Hands-on learning opportunities are a focal point for students in the College of Agricultural and Environmental Sciences (CAES) on the University of Georgia Tifton campus and a key part of its academic mission.
Glen Harris, a CAES professor who teaches a soils and hydrology class each semester, offers students a variety of hands-on learning experiences each semester through field trips.
“If you can show it to them rather than tell them about it, they pay closer attention and it’s more real,” said Harris.
A highlight of Harris’ class every November is the annual trip to Providence Canyon, also known as the “Little Grand Canyon,” in Lumpkin, Georgia.

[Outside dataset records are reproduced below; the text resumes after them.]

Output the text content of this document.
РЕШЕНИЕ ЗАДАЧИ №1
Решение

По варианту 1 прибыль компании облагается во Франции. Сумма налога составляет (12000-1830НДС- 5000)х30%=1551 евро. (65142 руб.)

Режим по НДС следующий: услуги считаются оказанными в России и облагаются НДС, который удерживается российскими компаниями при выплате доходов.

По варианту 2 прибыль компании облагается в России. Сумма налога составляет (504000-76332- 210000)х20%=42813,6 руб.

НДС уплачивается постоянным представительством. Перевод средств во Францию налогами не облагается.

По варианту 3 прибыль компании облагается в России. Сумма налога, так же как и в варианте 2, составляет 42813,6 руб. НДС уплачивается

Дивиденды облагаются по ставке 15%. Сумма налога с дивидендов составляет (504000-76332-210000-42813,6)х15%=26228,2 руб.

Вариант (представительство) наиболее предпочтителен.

During the daylong trip to the western part of the state, students visit the canyon and immerse themselves in topics they have already covered in class, including soil layering, types of soil, the effects and types of erosion, and soil textures and structures.
Students are able to learn and retain information taught in class easier when they experience those concepts in a real-world environment, Harris said.
“The Little Grand Canyon is the epitome of what Harris’ soils class is,” said Kasey Herrington, a junior CAES agriscience and environmental systems major. “Everything you learn comes together right before your eyes.”
Students learn differently and are able to make the most of their educational experience through unique opportunities made available at UGA-Tifton.
“I can sit and listen to lectures all day and not take anything from it, but being able to get outside of the classroom and see all of the topics we cover in the real world really helps me grasp them easier,” said Marlyn Grantham, a junior CAES agricultural education major and self-proclaimed visual learner.
The trip to Providence Canyon is just one of many the class takes throughout the semester. Harris’ class also visits a compost operation in Douglas, Georgia; a soil testing lab in Camilla, Georgia; and the Sunbelt Ag Expo’s research farm in Moultrie, Georgia, to learn about field research as part of the weekly laboratory component of the soils and hydrology course.
“I tell my students we do our best learning on Fridays,” said Harris.
Harris has been taking students to Providence Canyon since he began his teaching career at UGA-Tifton 17 years ago. The all-day adventure is the last big field trip of the fall semester for the class and, according to Harris, it’s the high point of the semester.
“This trip is the capstone of the course. Even though it’s a little early, it’s a great way to wrap up the class,” he said.